Add support for Persona on KDE sites?

Nicolás Alvarez nicolas.alvarez at gmail.com
Fri Sep 28 04:46:42 BST 2012


El 27/09/2012, a las 22:44, Mark <markg85 at gmail.com> escribió:
> Hi,
>
> -- i'm not sure where to send this mail to.. code-devel seems out of
> place but i can't find anything more fitting for this question.. there
> is no "websites" list --
>
> Yesterday mozilla introduced Persona (used to be BrowserID). More
> information about that can be found here https://www.persona.org/. At
> first i was - like probably quite a few others - sceptical about
> another single sign-on system. I mean, we have openid already and it
> does seem to work fine now that it's finally populair. However, i
> personally now see persona as it's successor. It's so extremely easy
> to use it.
>
> Assumption: you are logged in with persona
> Logging in on a persona enabled site is very very easy and extremely
> user friendly. You get a popup which asks if you want to login or not.
> If you want you simply push the sign in button and you're in! You
> don't need to type in anything just to login.
>
> Needless to say, i'm very positive about this :)
>
> Why don't we add persona support on the KDE sites?
> What would be needed for that to happen? Considering that OpenID is
> already in place, adding persona must be very easy to add.

OpenID is 'already in place' for only a few sites, such as the wikis.  
Taking the wikis as an example, we support OpenID only because  
MediaWiki already had the code for it. KDE people didn't do any work  
to add OpenID support. So if you want Persona support on the wikis, I  
guess you should ask the Mediawiki developers first.

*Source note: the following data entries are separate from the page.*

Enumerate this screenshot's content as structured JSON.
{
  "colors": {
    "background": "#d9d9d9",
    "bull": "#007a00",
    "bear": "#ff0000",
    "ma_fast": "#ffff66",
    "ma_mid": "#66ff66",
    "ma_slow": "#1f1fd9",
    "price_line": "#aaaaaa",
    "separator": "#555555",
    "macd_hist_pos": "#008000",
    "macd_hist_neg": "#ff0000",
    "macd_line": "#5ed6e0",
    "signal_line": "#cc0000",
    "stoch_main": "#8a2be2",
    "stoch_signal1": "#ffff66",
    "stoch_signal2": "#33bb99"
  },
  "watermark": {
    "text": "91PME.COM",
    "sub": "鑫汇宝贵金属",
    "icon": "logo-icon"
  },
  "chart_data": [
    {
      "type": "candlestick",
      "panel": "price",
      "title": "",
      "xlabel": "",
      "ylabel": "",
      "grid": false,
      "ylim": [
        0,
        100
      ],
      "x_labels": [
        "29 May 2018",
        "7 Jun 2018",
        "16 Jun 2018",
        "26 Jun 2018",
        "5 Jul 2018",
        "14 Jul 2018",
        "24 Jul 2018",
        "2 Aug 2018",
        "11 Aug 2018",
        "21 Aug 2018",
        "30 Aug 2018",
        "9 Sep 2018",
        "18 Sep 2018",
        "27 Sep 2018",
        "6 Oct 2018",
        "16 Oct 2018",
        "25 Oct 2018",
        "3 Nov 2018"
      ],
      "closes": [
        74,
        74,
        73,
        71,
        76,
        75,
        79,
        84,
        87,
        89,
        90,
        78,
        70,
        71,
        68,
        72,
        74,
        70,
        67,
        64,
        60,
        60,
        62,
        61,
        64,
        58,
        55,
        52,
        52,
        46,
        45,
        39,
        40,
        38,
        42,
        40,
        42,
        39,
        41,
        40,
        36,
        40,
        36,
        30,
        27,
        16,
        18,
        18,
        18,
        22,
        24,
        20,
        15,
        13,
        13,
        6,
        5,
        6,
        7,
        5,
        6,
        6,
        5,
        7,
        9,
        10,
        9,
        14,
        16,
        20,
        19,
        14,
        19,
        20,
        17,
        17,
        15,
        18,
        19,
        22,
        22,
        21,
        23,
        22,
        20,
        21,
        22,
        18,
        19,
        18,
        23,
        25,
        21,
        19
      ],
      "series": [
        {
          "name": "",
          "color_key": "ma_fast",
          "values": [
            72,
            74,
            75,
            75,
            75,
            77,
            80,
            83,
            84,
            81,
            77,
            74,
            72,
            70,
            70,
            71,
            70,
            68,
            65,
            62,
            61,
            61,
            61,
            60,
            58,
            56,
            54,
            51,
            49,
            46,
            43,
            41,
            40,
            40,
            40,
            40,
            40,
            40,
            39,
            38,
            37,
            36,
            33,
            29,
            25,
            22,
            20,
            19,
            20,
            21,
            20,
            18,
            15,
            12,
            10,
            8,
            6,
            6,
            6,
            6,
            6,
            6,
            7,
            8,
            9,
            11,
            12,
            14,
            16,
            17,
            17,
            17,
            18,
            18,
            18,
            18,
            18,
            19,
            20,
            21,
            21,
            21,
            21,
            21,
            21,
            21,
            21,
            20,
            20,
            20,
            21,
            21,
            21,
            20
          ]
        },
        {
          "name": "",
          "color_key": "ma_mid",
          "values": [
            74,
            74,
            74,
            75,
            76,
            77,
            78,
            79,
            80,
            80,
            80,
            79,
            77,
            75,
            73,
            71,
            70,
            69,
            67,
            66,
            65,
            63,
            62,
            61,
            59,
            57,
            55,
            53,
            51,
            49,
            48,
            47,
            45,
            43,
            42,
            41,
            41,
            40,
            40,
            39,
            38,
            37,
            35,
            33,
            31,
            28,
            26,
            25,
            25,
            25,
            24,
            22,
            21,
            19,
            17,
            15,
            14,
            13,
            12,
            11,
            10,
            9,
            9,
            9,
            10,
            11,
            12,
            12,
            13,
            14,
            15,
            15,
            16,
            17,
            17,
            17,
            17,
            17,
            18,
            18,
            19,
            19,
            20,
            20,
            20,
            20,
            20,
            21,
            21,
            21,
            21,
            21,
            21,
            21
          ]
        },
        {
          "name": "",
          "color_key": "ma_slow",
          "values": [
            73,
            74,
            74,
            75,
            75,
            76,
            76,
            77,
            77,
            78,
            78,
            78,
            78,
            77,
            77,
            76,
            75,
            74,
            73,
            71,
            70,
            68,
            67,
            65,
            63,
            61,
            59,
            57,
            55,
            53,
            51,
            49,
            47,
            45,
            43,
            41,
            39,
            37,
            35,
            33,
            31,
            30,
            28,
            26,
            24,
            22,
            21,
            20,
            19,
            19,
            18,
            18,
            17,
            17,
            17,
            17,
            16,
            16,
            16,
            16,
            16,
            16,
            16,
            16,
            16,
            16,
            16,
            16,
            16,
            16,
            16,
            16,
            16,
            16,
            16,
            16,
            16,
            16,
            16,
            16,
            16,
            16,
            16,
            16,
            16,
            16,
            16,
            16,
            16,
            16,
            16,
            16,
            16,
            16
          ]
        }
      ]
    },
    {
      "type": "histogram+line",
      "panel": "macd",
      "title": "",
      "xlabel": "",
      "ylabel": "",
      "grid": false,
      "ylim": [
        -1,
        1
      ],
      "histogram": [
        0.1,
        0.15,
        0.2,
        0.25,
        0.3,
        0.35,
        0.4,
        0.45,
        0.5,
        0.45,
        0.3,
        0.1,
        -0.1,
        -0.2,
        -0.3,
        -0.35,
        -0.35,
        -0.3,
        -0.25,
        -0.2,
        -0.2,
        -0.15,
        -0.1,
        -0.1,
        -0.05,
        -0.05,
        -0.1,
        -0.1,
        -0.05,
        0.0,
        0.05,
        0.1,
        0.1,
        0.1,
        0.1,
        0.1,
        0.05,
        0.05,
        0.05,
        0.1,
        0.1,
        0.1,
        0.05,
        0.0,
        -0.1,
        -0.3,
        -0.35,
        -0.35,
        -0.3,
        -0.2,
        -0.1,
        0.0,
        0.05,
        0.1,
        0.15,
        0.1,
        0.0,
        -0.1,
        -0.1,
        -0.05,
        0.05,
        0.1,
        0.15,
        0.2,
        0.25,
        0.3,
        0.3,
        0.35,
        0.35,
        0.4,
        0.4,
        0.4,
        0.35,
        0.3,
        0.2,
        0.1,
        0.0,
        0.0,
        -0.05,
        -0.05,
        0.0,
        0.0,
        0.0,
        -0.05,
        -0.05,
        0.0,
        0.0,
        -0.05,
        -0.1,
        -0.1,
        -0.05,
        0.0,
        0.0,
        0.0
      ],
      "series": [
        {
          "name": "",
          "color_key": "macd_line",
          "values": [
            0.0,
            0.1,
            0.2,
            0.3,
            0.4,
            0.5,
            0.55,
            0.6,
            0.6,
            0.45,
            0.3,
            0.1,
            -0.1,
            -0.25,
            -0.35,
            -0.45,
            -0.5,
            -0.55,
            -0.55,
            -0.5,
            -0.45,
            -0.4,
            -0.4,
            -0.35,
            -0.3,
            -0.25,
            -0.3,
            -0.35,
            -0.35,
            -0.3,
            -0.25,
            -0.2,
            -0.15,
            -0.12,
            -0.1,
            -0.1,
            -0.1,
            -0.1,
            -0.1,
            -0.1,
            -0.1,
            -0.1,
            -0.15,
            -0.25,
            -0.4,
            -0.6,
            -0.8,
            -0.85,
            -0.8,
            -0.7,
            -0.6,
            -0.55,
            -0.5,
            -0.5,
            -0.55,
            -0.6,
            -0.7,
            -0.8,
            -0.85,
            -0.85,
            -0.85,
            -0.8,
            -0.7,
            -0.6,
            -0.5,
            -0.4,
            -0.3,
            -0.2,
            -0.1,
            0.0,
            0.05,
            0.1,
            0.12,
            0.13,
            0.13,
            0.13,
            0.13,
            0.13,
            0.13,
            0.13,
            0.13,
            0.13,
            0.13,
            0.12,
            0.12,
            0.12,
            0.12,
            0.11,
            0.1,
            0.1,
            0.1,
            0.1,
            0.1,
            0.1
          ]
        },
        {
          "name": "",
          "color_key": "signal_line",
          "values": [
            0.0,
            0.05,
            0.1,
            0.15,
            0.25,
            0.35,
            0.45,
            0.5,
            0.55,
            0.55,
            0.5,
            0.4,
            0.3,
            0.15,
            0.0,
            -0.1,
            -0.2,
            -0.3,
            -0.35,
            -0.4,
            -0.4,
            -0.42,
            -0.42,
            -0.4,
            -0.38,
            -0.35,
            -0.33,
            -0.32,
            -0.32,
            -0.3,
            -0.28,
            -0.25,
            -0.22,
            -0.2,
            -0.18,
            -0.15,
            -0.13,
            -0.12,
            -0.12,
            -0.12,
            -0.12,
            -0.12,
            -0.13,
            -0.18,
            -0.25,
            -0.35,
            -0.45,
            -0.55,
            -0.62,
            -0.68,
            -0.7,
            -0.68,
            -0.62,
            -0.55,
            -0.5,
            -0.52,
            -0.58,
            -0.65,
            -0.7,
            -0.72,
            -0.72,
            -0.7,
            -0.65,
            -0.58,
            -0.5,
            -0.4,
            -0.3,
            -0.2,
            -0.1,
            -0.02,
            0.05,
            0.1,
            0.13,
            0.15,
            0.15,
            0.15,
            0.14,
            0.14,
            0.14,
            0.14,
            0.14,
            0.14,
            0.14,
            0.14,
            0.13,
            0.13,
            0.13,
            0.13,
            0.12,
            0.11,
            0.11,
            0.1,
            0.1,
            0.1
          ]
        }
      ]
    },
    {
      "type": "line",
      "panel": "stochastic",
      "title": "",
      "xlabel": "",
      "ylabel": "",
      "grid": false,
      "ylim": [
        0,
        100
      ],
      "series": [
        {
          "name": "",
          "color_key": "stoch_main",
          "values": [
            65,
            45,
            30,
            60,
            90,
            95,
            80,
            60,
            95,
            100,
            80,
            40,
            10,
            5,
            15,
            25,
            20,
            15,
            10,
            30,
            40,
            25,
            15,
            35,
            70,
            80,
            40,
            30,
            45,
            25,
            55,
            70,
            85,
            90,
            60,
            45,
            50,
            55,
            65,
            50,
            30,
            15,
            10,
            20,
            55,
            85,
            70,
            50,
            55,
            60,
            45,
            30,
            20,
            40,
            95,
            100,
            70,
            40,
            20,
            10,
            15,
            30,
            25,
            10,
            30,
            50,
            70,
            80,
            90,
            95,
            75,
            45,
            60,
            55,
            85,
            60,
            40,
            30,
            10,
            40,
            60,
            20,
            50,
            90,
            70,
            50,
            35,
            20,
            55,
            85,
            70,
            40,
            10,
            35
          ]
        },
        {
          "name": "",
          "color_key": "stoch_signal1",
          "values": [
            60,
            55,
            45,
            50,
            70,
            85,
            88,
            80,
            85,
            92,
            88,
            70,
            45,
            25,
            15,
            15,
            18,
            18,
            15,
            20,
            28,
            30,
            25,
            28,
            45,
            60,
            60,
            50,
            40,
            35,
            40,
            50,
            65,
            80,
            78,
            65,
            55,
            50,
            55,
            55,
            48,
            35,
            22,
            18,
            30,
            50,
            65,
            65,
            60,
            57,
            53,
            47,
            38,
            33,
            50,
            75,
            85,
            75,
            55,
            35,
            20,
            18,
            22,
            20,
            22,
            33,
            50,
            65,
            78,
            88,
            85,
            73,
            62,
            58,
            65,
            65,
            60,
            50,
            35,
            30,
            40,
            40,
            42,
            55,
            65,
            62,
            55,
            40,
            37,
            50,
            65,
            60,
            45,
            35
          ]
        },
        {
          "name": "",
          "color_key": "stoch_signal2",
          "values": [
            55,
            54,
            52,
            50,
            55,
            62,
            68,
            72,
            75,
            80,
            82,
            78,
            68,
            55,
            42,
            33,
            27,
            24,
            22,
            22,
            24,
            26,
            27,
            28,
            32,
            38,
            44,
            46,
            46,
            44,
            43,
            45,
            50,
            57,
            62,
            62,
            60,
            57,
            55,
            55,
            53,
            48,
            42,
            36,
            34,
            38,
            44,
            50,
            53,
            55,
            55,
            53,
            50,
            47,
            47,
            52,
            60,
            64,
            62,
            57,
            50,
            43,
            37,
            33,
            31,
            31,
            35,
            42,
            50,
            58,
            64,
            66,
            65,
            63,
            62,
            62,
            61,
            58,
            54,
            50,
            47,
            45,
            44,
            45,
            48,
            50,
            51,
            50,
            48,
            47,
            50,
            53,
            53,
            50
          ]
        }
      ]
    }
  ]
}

But wikis are just one example. Most of the KDE sites already support  
unified login with KDE Identity. With my KDE sysadmin hat on, I'll say  
we might implement Persona only if someone comes up with a concrete  
proposal of how it would integrate with Identity. Supporting KDE  
Identity *and* OpenID *and* Persona as totally independent login  
options is absolutely a no-go.

As a second objection, it was announced *yesterday*, and I bet few  
people in this list even know anything about it at this early point.  
We won't be early adopters, at least not at such an extreme (I'm  
relatively new to KDE compared to its 10+ year history, but I'll take  
the guess that KDE has never integrated with new technology within a  
*day* of its announcement of existence).